Hello @ajpal , Thanks for your reply. The above suggestion does fix the enumeration however the leaves of the enumerated expressions have the term a instead of the val_0, val_1, or val_2.

Replacing the enumeration with with:

let lang = Workload::new(["(vec_d EXPR)", "(vec_s EXPR)", "VAL"]);
let depth3 = iter_metric(lang, "EXPR", Metric::Depth, 3)
                   .plug("VAL", &Workload::new(["val_0", "val_1", "val_2"]));

produces the following enumerated terms:

...
LEFT EXPRESSION
(vec_s_dsl a)
RIGHT EXPRESSION
(vec_s_dsl (vec_d_dsl a))
LEFT EXPRESSION
(vec_s_dsl (vec_d_dsl a))
RIGHT EXPRESSION
(vec_s_dsl a)
...

instead of something like

LEFT EXPRESSION
(vec_s_dsl val_0)
RIGHT EXPRESSION
(vec_s_dsl (vec_d_dsl val_0))
LEFT EXPRESSION
(vec_s_dsl (vec_d_dsl val_0))
RIGHT EXPRESSION
(vec_s_dsl val_1)

Could you suggest how to rectify this?

[RafaeNoor]

Also another question:

Consider that the enumerated terms are of different types.
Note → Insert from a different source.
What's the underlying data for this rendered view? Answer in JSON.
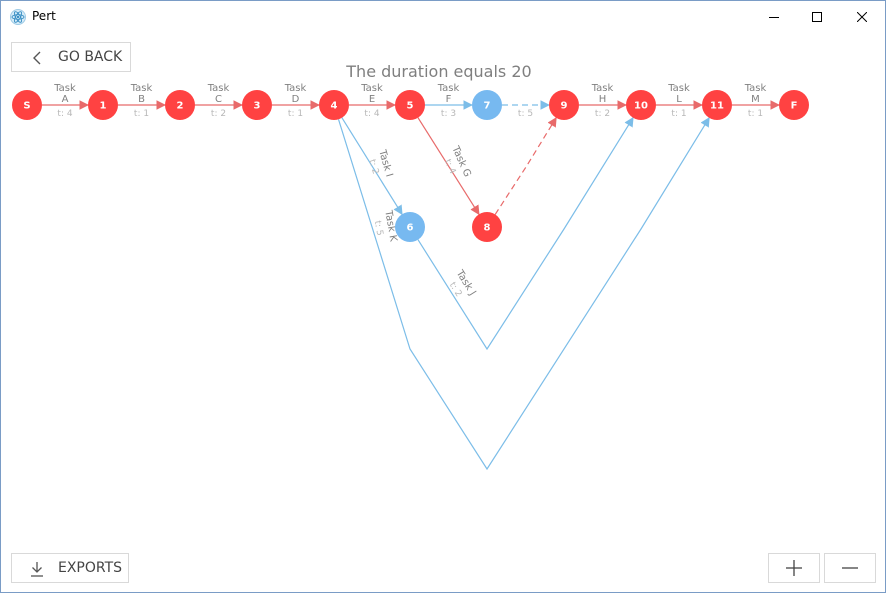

For example, consider that we have a DSL of 32 bit integers and 64 bit integers and operations operating on 32-bit and 64 bit operations respectively. Once can convert to 64 bit integers using a sign-extension and the reverse using a truncation. Could you specify how we can enumerate expressions in these case? We want to enumerate all expressions up to depth 3 where the output type may be either a 64-bit value or a 32-bit value.
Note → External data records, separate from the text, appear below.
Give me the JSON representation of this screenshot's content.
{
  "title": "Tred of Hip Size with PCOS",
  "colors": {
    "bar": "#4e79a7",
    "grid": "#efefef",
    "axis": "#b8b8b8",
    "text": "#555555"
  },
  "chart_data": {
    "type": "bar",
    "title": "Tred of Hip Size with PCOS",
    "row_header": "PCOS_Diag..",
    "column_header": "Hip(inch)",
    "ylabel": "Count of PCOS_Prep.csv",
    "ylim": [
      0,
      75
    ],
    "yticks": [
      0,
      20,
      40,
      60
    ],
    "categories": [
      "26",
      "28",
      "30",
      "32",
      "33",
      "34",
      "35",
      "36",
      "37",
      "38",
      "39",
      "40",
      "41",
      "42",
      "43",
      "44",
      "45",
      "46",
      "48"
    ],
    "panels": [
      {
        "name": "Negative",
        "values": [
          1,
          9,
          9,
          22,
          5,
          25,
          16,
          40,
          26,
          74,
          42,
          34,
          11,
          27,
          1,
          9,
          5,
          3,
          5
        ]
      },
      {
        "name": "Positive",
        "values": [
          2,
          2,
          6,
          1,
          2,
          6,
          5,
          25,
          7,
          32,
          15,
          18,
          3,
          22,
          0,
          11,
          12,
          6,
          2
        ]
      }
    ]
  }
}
Your help will be greatly appreciated!

[ajpal]

Sorry, I missed this reply!!

I don't understand or repro the issue with a you describe above. Running the following:

    #[test]
    fn wkld_test() {
        let lang = Workload::new(["(vec_d EXPR)", "(vec_s EXPR)", "VAL"]);
        let depth3 = iter_metric(lang, "EXPR", Metric::Depth, 3)
                        .plug("VAL", &Workload::new(["val_0", "val_1", "val_2"]));
        depth3.pretty_print();
    }

I get

---- test::bar stdout ----
(vec_d (vec_d val_0 ) )
(vec_d (vec_d val_1 ) )
(vec_d (vec_d val_2 ) )
(vec_d (vec_s val_0 ) )
(vec_d (vec_s val_1 ) )
(vec_d (vec_s val_2 ) )
(vec_d val_0 )
(vec_d val_1 )
(vec_d val_2 )
(vec_s (vec_d val_0 ) )
(vec_s (vec_d val_1 ) )
(vec_s (vec_d val_2 ) )
(vec_s (vec_s val_0 ) )
(vec_s (vec_s val_1 ) )
(vec_s (vec_s val_2 ) )
(vec_s val_0 )
(vec_s val_1 )
(vec_s val_2 )
val_0
val_1
val_2

Which is, I think, as expected.

Can you clarify and/or send me a branch I can play around with?

For the second question (about enumerating different types), Workload terms aren't typed (they're just s-expressions). The semantics of what the term means is up to your implementation of eval. Can you clarify a little bit what kinds of terms you're trying to enumerate, and what the problems you're running into are?

[RafaeNoor]

Hello Anjali, Thanks for your reply. I will create the a fork of the issue I'm running into and share with you shortly here. Regarding the second question: Consider my grammar consists of the following scalar operations:

<32-bit-expr>: sign-extend-16-to-32 <16-bit-expr> sign-extend-8-to-32 <16-bit-expr> add-32 <32-bit-expr> mul-32 <32-bit-expr>

<16-bit-expr>: truncate-32-to-16 <32-bit-expr> sign-extend-8-to-32 <8-bit-expr> add-16 <16-bit-expr> mul-16 <16-bit-expr>

<8-bit-expr>: truncate-32-to-8 <32-bit-expr> truncate-16-to-8 <16-bit-expr> add-8 <8-bit-expr> mul-8 <8-bit-expr>

As you can see the expressions are mutually recursive, and so I'm unsure of how to express a workload such as this. Say we wanted to enumerate all expressions upto depth 3 where the final return type is 32-bit-expr. Having a flattened grammar with all of these terms inside can work however, many of those would be illegally typed. I can always fall back to that but would like to avoid enumerating those expressions to begin with. Is there a way in Enumo to express these constraints in the enumeration itself?